Vague Promises Euro Zone Plays for Time on Aid for Greece
Euro zone finance ministers on Monday evening pledged to help Greece should it become necessary. But they declined to say how. It is the same message the EU has been preaching for weeks -- in the hopes that Athens will be able to save itself.
Finance ministers from countries belonging to Europe's common currency zone have agreed on an emergency plan for debt-ridden Greece. The 16 ministers met in Brussels Monday for a meeting that went on late into the evening. It wasn't until 10 p.m. that the head of the euro group, Luxembourg Prime Minister Jean-Claude Juncker appeared and announced that they had agreed on an emergency plan for Greece. "Greece would be supported if this would be needed," Juncker told reporters.
The finance ministers have essentially confirmed what EU leaders have been indicating for some time, namely that the other euro zone members will not leave Greece in the lurch.
Juncker did not go into specifics about the plan. The finance ministers agreed to provide bilateral aid to Greece in an emergency, he said, adding "there are still a number of technical questions that need to be addressed." The scope of the relief package was left open. But it is precisely those details that are crucial. If financial markets had been hoping for a concrete figure, they were left disappointed -- a fact that could further pressure the euro, which has been trending downward for months.
Doubts about the Details
Juncker's appearance on Monday night was less a promise for the future than a signal that the euro zone's finance ministers were unable -- or unwilling -- to reach an agreement. Now EU leaders will have to decide on the details of the rescue package at their next summit on March 25-26. But there are also doubts about whether that meeting will see concrete pledges of assistance. On Monday evening, Juncker sought to lower expectations of the summit, saying that, although EU leaders had to make the final decisions, they would not necessarily do so at the end of March.
The finance ministers are playing for time. Although EU diplomats say that a detailed emergency plan has already been drawn up in Brussels, which envisions loans totaling 25 billion ($34 billion) for Greece and which only needs the OK from EU leaders to go into effect, finance ministers are clearly hoping that the financial markets can be seduced in the mean time with pledges that Greece will be supported should the need arise.
It is a difficult balancing act the EU has embarked on. Speculators need to be deterred -- and pressure must be maintained on problem countries to clean up their finances. The euro zone on Monday wanted to send the message that everything is under control, without making unnecessary concessions to the Greek government. After all, Athens' will to save money should not weaken.
Putting Off the Pain
The finance ministers also highlighted the fact that Greece has not yet asked for help -- but if it were to do so, there would be enough money available in the rest of the euro zone. It's the same line the EU has been preaching since the beginning of the Greek crisis: In an emergency, the other euro countries would save Greece from bankruptcy. But the rescue package can not be called a "bailout," because that is prohibited by the Maastricht Treaty, which governs the European currency union.
But constantly postponing the decision does not make it any easier.
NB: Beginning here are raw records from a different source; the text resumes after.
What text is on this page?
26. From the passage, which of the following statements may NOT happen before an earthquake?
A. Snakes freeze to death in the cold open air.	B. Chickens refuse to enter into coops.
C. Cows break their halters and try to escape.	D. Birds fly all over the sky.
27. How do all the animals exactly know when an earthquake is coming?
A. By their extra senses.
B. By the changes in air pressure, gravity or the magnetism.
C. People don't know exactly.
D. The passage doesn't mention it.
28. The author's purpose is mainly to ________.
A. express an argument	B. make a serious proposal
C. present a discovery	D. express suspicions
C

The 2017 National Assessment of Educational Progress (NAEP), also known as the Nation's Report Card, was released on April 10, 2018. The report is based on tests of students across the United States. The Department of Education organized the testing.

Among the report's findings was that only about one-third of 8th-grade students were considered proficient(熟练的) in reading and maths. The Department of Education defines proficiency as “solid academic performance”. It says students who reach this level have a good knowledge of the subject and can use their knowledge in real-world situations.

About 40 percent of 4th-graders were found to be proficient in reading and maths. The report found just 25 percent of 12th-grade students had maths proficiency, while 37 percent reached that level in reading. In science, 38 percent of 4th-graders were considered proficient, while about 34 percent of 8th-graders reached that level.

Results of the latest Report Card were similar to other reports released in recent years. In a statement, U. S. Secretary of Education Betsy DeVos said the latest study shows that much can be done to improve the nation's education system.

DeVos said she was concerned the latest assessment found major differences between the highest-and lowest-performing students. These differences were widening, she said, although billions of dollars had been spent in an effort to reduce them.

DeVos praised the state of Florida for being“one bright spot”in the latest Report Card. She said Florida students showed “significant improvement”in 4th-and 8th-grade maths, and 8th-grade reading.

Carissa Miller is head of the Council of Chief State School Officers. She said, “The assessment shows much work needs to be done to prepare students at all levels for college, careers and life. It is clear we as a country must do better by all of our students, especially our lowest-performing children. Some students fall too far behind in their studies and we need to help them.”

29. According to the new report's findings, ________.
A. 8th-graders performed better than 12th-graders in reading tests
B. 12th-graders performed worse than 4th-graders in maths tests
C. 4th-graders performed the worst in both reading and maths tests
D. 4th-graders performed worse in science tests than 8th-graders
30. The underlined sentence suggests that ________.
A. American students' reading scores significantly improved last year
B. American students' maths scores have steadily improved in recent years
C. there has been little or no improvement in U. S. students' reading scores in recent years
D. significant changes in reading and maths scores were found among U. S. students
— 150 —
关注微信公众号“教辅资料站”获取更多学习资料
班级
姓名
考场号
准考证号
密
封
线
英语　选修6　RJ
Sooner or later, the euro-zone members will have to answer the question of who will provide money for Athens, and how much. Around 20 billion of Greek debt will come due in April and May alone. So far, the Greek government has been able to get by on its own and has always managed to refinance its loans on the financial markets. A recent issue of Greek government bonds sold well -- albeit at the cost of significantly higher interest rates, something which ultimately only exacerbates the debt problem.
The other euro zone members seem to be waiting until Greece's need for additional financing becomes acute -- and until the pressure to act becomes so great that helping Greece can be sold more easily to their own skeptical populations. Until that happens, details remain wanting. German Chancellor Angela Merkel in particular has been holding her cards close during the financial poker game in Brussels.
Not on the Agenda
At their meeting Monday, the euro-zone finance ministers also discussed two fundamental issues that were not on the agenda. One of them was raised by German Finance Minister Wolfgang Schäuble in recent weeks when he called for a European Monetary Fund. The second issue was brought up by French Finance Minister Christine Lagarde, who in an interview with the Financial Times Monday, criticized Germany's trade surplus and added German competitiveness to the list of Europe's problems -- statements that brought her immediate criticism from Merkel.
Schäuble's proposal had already been dismissed by his colleagues in recent days as a long-term project. The consensus was that such a fund wouldn't be ready in time to help Greece. There was no new impetus regarding the plan at the meeting on Monday evening.
Lagarde's criticism of Germany also found little support. Her attitude may be shared by many countries whose economies are suffering from German exports, and Germany's export strength has certainly also added to Greece's problems. But German companies are hardly likely to choose to be more expensive and slower, just so their international competitors can catch up. Complaints about German and Chinese exporters are a perennial issue in the international debate on trade imbalances. Sensible suggestions for how to solve that problem, however, are in short supply.